Closed
Bug 14349
Opened 26 years ago
Closed 25 years ago
[FEATURE] implement migration tool to convert 4.x prefs to UTF8
Categories
(Core :: Internationalization, defect, P1)
Tracking
()
VERIFIED
FIXED
M14
People
(Reporter: neeti, Assigned: sspitzer)
References
Details
(Whiteboard: [PDT+] eta 2-17-00)
Need to implement a migration tool to convert convert all 4.x prefs to utf8
Updated•26 years ago
|
Assignee: ftang → neeti
Comment 1•26 years ago
|
||
neeti, who own the migration tool ?
I can provide needed function call the support the migration tool.

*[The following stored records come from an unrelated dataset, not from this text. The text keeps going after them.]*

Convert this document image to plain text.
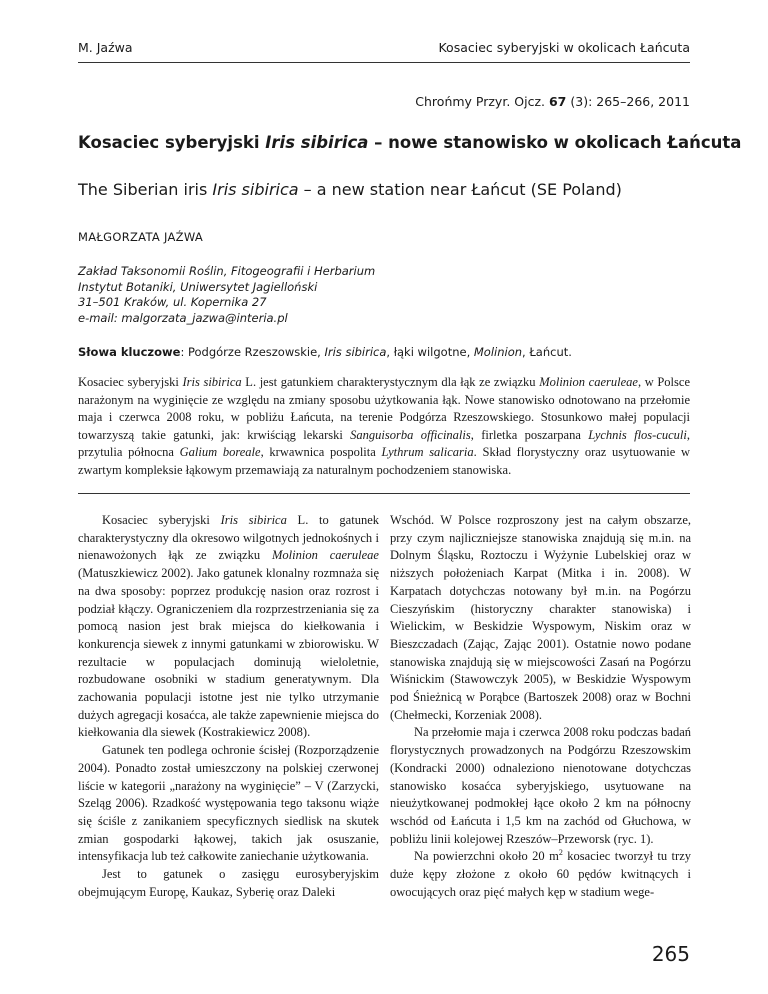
M. Jaźwa	Kosaciec syberyjski w okolicach Łańcuta
Chrońmy Przyr. Ojcz. 67 (3): 265–266, 2011
Kosaciec syberyjski Iris sibirica – nowe stanowisko w okolicach Łańcuta
The Siberian iris Iris sibirica – a new station near Łańcut (SE Poland)
MAŁGORZATA JAŹWA
Zakład Taksonomii Roślin, Fitogeografii i Herbarium
Instytut Botaniki, Uniwersytet Jagielloński
31–501 Kraków, ul. Kopernika 27
e-mail: malgorzata_jazwa@interia.pl
Słowa kluczowe: Podgórze Rzeszowskie, Iris sibirica, łąki wilgotne, Molinion, Łańcut.
Kosaciec syberyjski Iris sibirica L. jest gatunkiem charakterystycznym dla łąk ze związku Molinion caeruleae, w Polsce narażonym na wyginięcie ze względu na zmiany sposobu użytkowania łąk. Nowe stanowisko odnotowano na przełomie maja i czerwca 2008 roku, w pobliżu Łańcuta, na terenie Podgórza Rzeszowskiego. Stosunkowo małej populacji towarzyszą takie gatunki, jak: krwiściąg lekarski Sanguisorba officinalis, firletka poszarpana Lychnis flos-cuculi, przytulia północna Galium boreale, krwawnica pospolita Lythrum salicaria. Skład florystyczny oraz usytuowanie w zwartym kompleksie łąkowym przemawiają za naturalnym pochodzeniem stanowiska.

Kosaciec syberyjski Iris sibirica L. to gatunek charakterystyczny dla okresowo wilgotnych jednokośnych i nienawożonych łąk ze związku Molinion caeruleae (Matuszkiewicz 2002). Jako gatunek klonalny rozmnaża się na dwa sposoby: poprzez produkcję nasion oraz rozrost i podział kłączy. Ograniczeniem dla rozprzestrzeniania się za pomocą nasion jest brak miejsca do kiełkowania i konkurencja siewek z innymi gatunkami w zbiorowisku. W rezultacie w populacjach dominują wieloletnie, rozbudowane osobniki w stadium generatywnym. Dla zachowania populacji istotne jest nie tylko utrzymanie dużych agregacji kosaćca, ale także zapewnienie miejsca do kiełkowania dla siewek (Kostrakiewicz 2008).

Gatunek ten podlega ochronie ścisłej (Rozporządzenie 2004). Ponadto został umieszczony na polskiej czerwonej liście w kategorii „narażony na wyginięcie” – V (Zarzycki, Szeląg 2006). Rzadkość występowania tego taksonu wiąże się ściśle z zanikaniem specyficznych siedlisk na skutek zmian gospodarki łąkowej, takich jak osuszanie, intensyfikacja lub też całkowite zaniechanie użytkowania.

Jest to gatunek o zasięgu eurosyberyjskim obejmującym Europę, Kaukaz, Syberię oraz Daleki

Wschód. W Polsce rozproszony jest na całym obszarze, przy czym najliczniejsze stanowiska znajdują się m.in. na Dolnym Śląsku, Roztoczu i Wyżynie Lubelskiej oraz w niższych położeniach Karpat (Mitka i in. 2008). W Karpatach dotychczas notowany był m.in. na Pogórzu Cieszyńskim (historyczny charakter stanowiska) i Wielickim, w Beskidzie Wyspowym, Niskim oraz w Bieszczadach (Zając, Zając 2001). Ostatnie nowo podane stanowiska znajdują się w miejscowości Zasań na Pogórzu Wiśnickim (Stawowczyk 2005), w Beskidzie Wyspowym pod Śnieżnicą w Porąbce (Bartoszek 2008) oraz w Bochni (Chełmecki, Korzeniak 2008).

Na przełomie maja i czerwca 2008 roku podczas badań florystycznych prowadzonych na Podgórzu Rzeszowskim (Kondracki 2000) odnaleziono nienotowane dotychczas stanowisko kosaćca syberyjskiego, usytuowane na nieużytkowanej podmokłej łące około 2 km na północny wschód od Łańcuta i 1,5 km na zachód od Głuchowa, w pobliżu linii kolejowej Rzeszów–Przeworsk (ryc. 1).

Na powierzchni około 20 $m^2$ kosaciec tworzył tu trzy duże kępy złożone z około 60 pędów kwitnących i owocujących oraz pięć małych kęp w stadium wege-

265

But I don't
think I should own the tool.
Since the text in the pref could be in native encoding or in UTF-8 , we need the
following algorithm in the migration tool-
1. read in one line of pref text as char*
2. call the i18ngrp support routine IsUTF8String
3. if IsUTF8String return true, the pref is already in UTF-8. Save that pref as
is to the new pref
4. If IsUTF8String return false, the charset of that line is in the native
encoding, use the nsIPlatformCharset API to get the charset
5. Then use Get a nsIUnicodeDecoder to decode that char* to PRUnichar*. Then you
can use nsString::ToNewUTF8String to generate the UTF8 and save into the new 5.0
pref.
Reassign this back to Neeti since I do not own the tool. When do we need these
api ?
All the needed function is already in the code, except the IsUTF8String, which I
will attached the code into this bug report later.
Comment 2•26 years ago
|
||
Here is the IsUTF8String function
#define kLeft1BitMask 0x80
#define kLeft2BitsMask 0xC0
#define kLeft3BitsMask 0xE0
#define kLeft4BitsMask 0xF0
#define kLeft5BitsMask 0xF8
#define kLeft6BitsMask 0xFC
#define kLeft7BitsMask 0xFE
#define k2BytesLeadByte kLeft2BitsMask
#define k3BytesLeadByte kLeft3BitsMask
#define k4BytesLeadByte kLeft4BitsMask
#define k5BytesLeadByte kLeft5BitsMask
#define k6BytesLeadByte kLeft6BitsMask
#define kTrialByte kLeft1BitMask
#define UTF8_1Byte(c) ( 0 == ((c) & kLeft1BitMask))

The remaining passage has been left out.